The generated molecules exhibit a molecular weight range of 300 to 500 Daltons, with an average molecular weight of 400 Daltons. This distribution is relatively uniform, with no significant clustering or deviation. The molecules encompass a variety of structural scaffolds, including aromatic rings, heterocycles, and fused rings, indicating effective exploration of diverse chemical spaces during the generation process. Furthermore, these molecules feature an array of functional groups, such as hydroxyl, amino, and carboxyl groups, which are crucial for enhancing binding affinity and pharmacokinetic properties. To visualize the diversity of molecular structures, we employed Uniform Manifold Approximation and Projection (UMAP)[ 22 ] for our analysis. UMAP maps molecular structures onto a 2D plane based on their molecular fingerprints. As shown in Figure  3 , the molecular distributions generated by the various models exhibit significant similarity. Notably, the molecules produced by the PMMG model are able to cover the vast majority of the chemical space explored by other models, which aligns well with the diversity (div) results presented in Table 1, further confirming that the outcomes are not attributable to random chance. Overall, PMMG exhibits the capability to maintain molecular structural diversity while achieving excellent optimization performance.

Figure 3.

Figure 3

UMAP plot of molecules. a) The comparison of molecular distributions generated by the eight methods. b–i) The UMAP distribution maps of the molecules generated by PMMG, SMILES_GA, SMILES_LSTM, SMILES_VAE, REINVENT, Graph_GA, Graph_MCTS, and MARS, respectively.

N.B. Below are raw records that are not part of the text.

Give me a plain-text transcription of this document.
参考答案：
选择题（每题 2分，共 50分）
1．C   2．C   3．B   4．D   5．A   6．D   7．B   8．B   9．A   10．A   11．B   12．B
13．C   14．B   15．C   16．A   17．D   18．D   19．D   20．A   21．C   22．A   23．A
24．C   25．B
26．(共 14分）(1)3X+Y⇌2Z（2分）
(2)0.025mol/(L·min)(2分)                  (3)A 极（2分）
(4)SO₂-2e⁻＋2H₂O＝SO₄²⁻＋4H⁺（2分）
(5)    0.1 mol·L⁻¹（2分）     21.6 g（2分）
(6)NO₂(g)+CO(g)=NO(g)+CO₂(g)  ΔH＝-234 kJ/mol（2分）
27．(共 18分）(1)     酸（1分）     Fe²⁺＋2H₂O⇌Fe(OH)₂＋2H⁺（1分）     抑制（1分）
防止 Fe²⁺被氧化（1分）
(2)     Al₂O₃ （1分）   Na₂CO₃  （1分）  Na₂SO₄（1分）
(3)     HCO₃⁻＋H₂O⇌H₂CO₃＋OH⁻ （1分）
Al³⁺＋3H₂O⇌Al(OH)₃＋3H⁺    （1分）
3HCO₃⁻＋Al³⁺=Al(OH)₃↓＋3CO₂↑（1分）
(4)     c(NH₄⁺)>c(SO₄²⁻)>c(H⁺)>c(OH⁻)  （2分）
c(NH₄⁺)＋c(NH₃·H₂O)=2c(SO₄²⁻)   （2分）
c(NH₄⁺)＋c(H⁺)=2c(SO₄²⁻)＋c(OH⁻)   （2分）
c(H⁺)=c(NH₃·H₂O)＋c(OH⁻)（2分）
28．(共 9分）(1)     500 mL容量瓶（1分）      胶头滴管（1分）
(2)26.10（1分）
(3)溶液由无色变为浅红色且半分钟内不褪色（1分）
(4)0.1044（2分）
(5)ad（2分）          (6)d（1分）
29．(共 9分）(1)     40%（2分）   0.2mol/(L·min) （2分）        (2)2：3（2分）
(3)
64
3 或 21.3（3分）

In addition, the synthetic accessibility of molecules is a crucial factor when evaluating the practical applicability of generative models. In addition to assessing synthetic‐related properties such as QED and SAScore for the target molecules, we performed a deeper analysis using the retro‐synthetic tool AiZynthFinder,[ 23 ] which evaluates the synthesizability of each molecule and proposes feasible synthetic routes. For this evaluation, we randomly selected 100 molecules generated by each model and calculated the percentage of synthesizable molecules. This evaluation was repeated three times to ensure robustness. As shown in Table  2 , the average synthetic accessibility of molecules generated by PMMG reached 74.33%, second only to REINVENT, placing PMMG among the leading state‐of‐the‐art models. This result further highlights the practical utility of PMMG in real‐world scenarios.

Table 2.

Analysis of the synthesizability of model‐generated molecules using AiZynthFinder.

Method Synthesis Success Rate
PMMG 74.33 ± 2.03
SMILES_GA 45.67 ± 2.31
SMILES_LSTM 71.78 ± 1.09
SMILES_VAE 55.80 ± 1.33
REINVENT 76.34 ± 0.46
MARS 41.05 ± 1.53
Graph_GA 43.85 ± 1.16
Graph_MCTS 31.33 ± 0.87

Overall, PMMG's ability to generate molecules with a wide range of molecular weights and diverse structural features, while maintaining consistent quality under varying conditions, underscores its potential as a powerful tool for drug discovery. This capability to explore broad chemical space and produce stable, high‐affinity molecules positions it as a valuable asset in the development of new therapeutic agents.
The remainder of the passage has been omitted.